Une étincelante Mademoiselle Julie

Au Théâtre des Halles, Sarah Biasini est une bouleversante Mademoiselle Julie. Petite blonde chétive, elle surgit dans la cuisine du domaine de Monsieur le Comte, son père, avec une insolence déconcertante. Jouant de manipulations et de caprices sensuels, Mademoiselle Julie est prise à son propre jeu. Christophe Lidon présente une admirable mise en scène du célèbre huis clos de Strindberg en ouvrant sur le hors champ du drame par des projections vidéo. Les spectateurs sont alors invités à porter un regard sur les origines familiales de la jeune aristocrate. Un excellent classique à découvrir pendant tout le festival Off d’Avignon au Théâtre des Halles.

@ Cyrille Walroff

A l’aube de sa majorité, Julie est écartelée entre l’éducation traditionnelle de son père et l’émancipation féministe léguée par sa mère. Enivrée par les festivités de la Saint Jean, elle séduit le valet de son père à coups de provocations et d’humiliations. Puis, l’étau se resserre sur la jeune femme dans un climat électrique. La nuit, une cuisine, deux domestiques et une artistocrate en route vers une tragédie.

Quand la scène bascule

D’emblée, une imposante table de cuisine occupe quasiment tout le plateau. Julie se dandine sur cet immense podium pour charmer le palefrenier. Elle bouillonne de désir. Par un jeu très maîtrisé, Sarah Biasini gomme les 25 ans qui la sépare de Julie. Frêle et à fleur de peau, la comédienne évolue sur le fil du vacillement jusqu’à la tragique issue.
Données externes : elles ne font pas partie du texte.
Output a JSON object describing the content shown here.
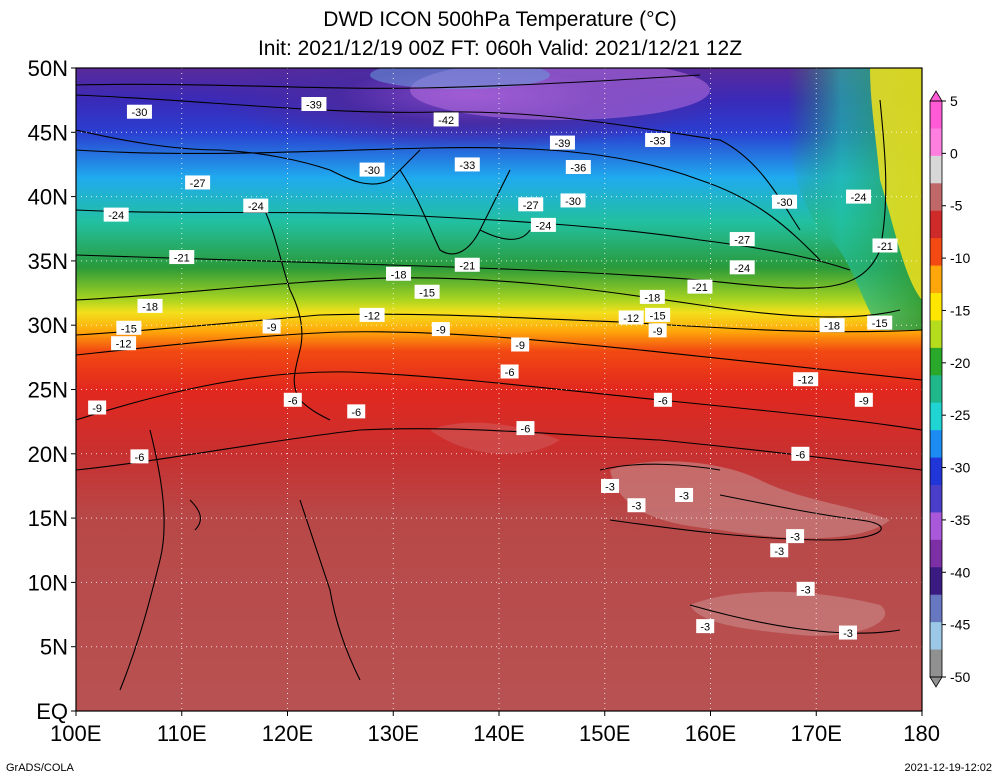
{
  "header": {
    "title": "DWD ICON 500hPa Temperature (°C)",
    "subtitle": "Init: 2021/12/19 00Z  FT: 060h  Valid: 2021/12/21 12Z"
  },
  "axes": {
    "lat_labels": [
      "50N",
      "45N",
      "40N",
      "35N",
      "30N",
      "25N",
      "20N",
      "15N",
      "10N",
      "5N",
      "EQ"
    ],
    "lon_labels": [
      "100E",
      "110E",
      "120E",
      "130E",
      "140E",
      "150E",
      "160E",
      "170E",
      "180"
    ]
  },
  "colorbar": {
    "labels": [
      "5",
      "0",
      "-5",
      "-10",
      "-15",
      "-20",
      "-25",
      "-30",
      "-35",
      "-40",
      "-45",
      "-50"
    ],
    "colors": [
      "#ff5bd7",
      "#ff7fe0",
      "#d7d7d7",
      "#c06868",
      "#cf2a2a",
      "#f24a12",
      "#ffa60a",
      "#ffe600",
      "#b6dc1e",
      "#2aa82a",
      "#20b88a",
      "#20d4d4",
      "#1c8cf2",
      "#2036d8",
      "#4a3ec8",
      "#a858d8",
      "#7d2fa6",
      "#3b1b82",
      "#6878c0",
      "#9ac8e6",
      "#909090"
    ]
  },
  "field_colors": {
    "deep_cold": "#5a2a9a",
    "cold": "#2a3ed0",
    "cool": "#20aaee",
    "teal": "#22c0a0",
    "green": "#2a9a3a",
    "yellow": "#f2e01c",
    "orange": "#f28a12",
    "red": "#e2281e",
    "warm_red": "#c43838",
    "tropic": "#b85252",
    "tropic_light": "#c78080"
  },
  "contour_labels": [
    {
      "text": "-30",
      "lon": 106.0,
      "lat": 46.6
    },
    {
      "text": "-39",
      "lon": 122.5,
      "lat": 47.2
    },
    {
      "text": "-42",
      "lon": 135.0,
      "lat": 46.0
    },
    {
      "text": "-39",
      "lon": 146.0,
      "lat": 44.2
    },
    {
      "text": "-33",
      "lon": 155.0,
      "lat": 44.4
    },
    {
      "text": "-36",
      "lon": 147.5,
      "lat": 42.3
    },
    {
      "text": "-33",
      "lon": 137.0,
      "lat": 42.5
    },
    {
      "text": "-30",
      "lon": 128.0,
      "lat": 42.1
    },
    {
      "text": "-27",
      "lon": 111.5,
      "lat": 41.1
    },
    {
      "text": "-30",
      "lon": 147.0,
      "lat": 39.7
    },
    {
      "text": "-30",
      "lon": 167.0,
      "lat": 39.6
    },
    {
      "text": "-24",
      "lon": 174.0,
      "lat": 40.0
    },
    {
      "text": "-24",
      "lon": 103.8,
      "lat": 38.6
    },
    {
      "text": "-24",
      "lon": 117.0,
      "lat": 39.3
    },
    {
      "text": "-27",
      "lon": 143.0,
      "lat": 39.4
    },
    {
      "text": "-24",
      "lon": 144.2,
      "lat": 37.8
    },
    {
      "text": "-27",
      "lon": 163.0,
      "lat": 36.7
    },
    {
      "text": "-21",
      "lon": 176.5,
      "lat": 36.2
    },
    {
      "text": "-21",
      "lon": 110.0,
      "lat": 35.3
    },
    {
      "text": "-21",
      "lon": 137.0,
      "lat": 34.7
    },
    {
      "text": "-18",
      "lon": 130.5,
      "lat": 34.0
    },
    {
      "text": "-24",
      "lon": 163.0,
      "lat": 34.5
    },
    {
      "text": "-21",
      "lon": 159.0,
      "lat": 33.0
    },
    {
      "text": "-15",
      "lon": 133.2,
      "lat": 32.6
    },
    {
      "text": "-18",
      "lon": 154.5,
      "lat": 32.2
    },
    {
      "text": "-18",
      "lon": 107.0,
      "lat": 31.5
    },
    {
      "text": "-12",
      "lon": 128.0,
      "lat": 30.8
    },
    {
      "text": "-12",
      "lon": 152.5,
      "lat": 30.6
    },
    {
      "text": "-15",
      "lon": 155.0,
      "lat": 30.8
    },
    {
      "text": "-18",
      "lon": 171.5,
      "lat": 30.0
    },
    {
      "text": "-15",
      "lon": 176.0,
      "lat": 30.2
    },
    {
      "text": "-15",
      "lon": 105.0,
      "lat": 29.8
    },
    {
      "text": "-9",
      "lon": 118.5,
      "lat": 29.9
    },
    {
      "text": "-12",
      "lon": 104.5,
      "lat": 28.6
    },
    {
      "text": "-9",
      "lon": 134.5,
      "lat": 29.7
    },
    {
      "text": "-9",
      "lon": 155.0,
      "lat": 29.6
    },
    {
      "text": "-9",
      "lon": 142.0,
      "lat": 28.5
    },
    {
      "text": "-6",
      "lon": 141.0,
      "lat": 26.4
    },
    {
      "text": "-12",
      "lon": 169.0,
      "lat": 25.8
    },
    {
      "text": "-6",
      "lon": 120.5,
      "lat": 24.2
    },
    {
      "text": "-6",
      "lon": 155.5,
      "lat": 24.2
    },
    {
      "text": "-9",
      "lon": 174.5,
      "lat": 24.2
    },
    {
      "text": "-9",
      "lon": 102.0,
      "lat": 23.6
    },
    {
      "text": "-6",
      "lon": 126.5,
      "lat": 23.3
    },
    {
      "text": "-6",
      "lon": 142.5,
      "lat": 22.0
    },
    {
      "text": "-6",
      "lon": 168.5,
      "lat": 20.0
    },
    {
      "text": "-6",
      "lon": 106.0,
      "lat": 19.8
    },
    {
      "text": "-3",
      "lon": 150.5,
      "lat": 17.5
    },
    {
      "text": "-3",
      "lon": 157.5,
      "lat": 16.8
    },
    {
      "text": "-3",
      "lon": 153.0,
      "lat": 16.0
    },
    {
      "text": "-3",
      "lon": 168.0,
      "lat": 13.6
    },
    {
      "text": "-3",
      "lon": 166.5,
      "lat": 12.5
    },
    {
      "text": "-3",
      "lon": 169.0,
      "lat": 9.5
    },
    {
      "text": "-3",
      "lon": 159.5,
      "lat": 6.6
    },
    {
      "text": "-3",
      "lon": 173.0,
      "lat": 6.1
    }
  ],
  "footer": {
    "credit": "GrADS/COLA",
    "timestamp": "2021-12-19-12:02"
  }
}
Puis, la table chavire et l’histoire bascule. Symbole du renversement, le meuble échoue sur la scène marquant l’inflexion de la tragédie. Une première partie marquée par l’euphorie de Julie juchée sur un podium. Et une deuxième partie marquée par le désespoir de Julie gisant sur le sol.

Ouverture sur le hors champ

Les souvenirs de famille et les rêves d’une vie meilleure sont très présents dans le texte de Strindberg. Libre aux spectateurs de poser leur regard sur les images du domaine familial proposées par la mise en scène ou de se laisser porter par le récit livré par trois excellents comédiens.

Sarah Biasini, Yannis Baraban et Déborah Grall entretiennent avec justesse la tension dramatique définie par la différence de classe et les attirances charnelles. D’une part, le déséquilibre physique entre Jean et Julie soutient le rapport de force entre les deux amants. D’autre part, Christine, pieuse et déterminée, apparaît comme un contrepoint parfait face à une Julie instable et dévergondée. Une distribution judicieuse pour une très belle mise en scène. Allez-y !

Mademoiselle Julie se joue à 16h30 au Théâtre de la Manufacture.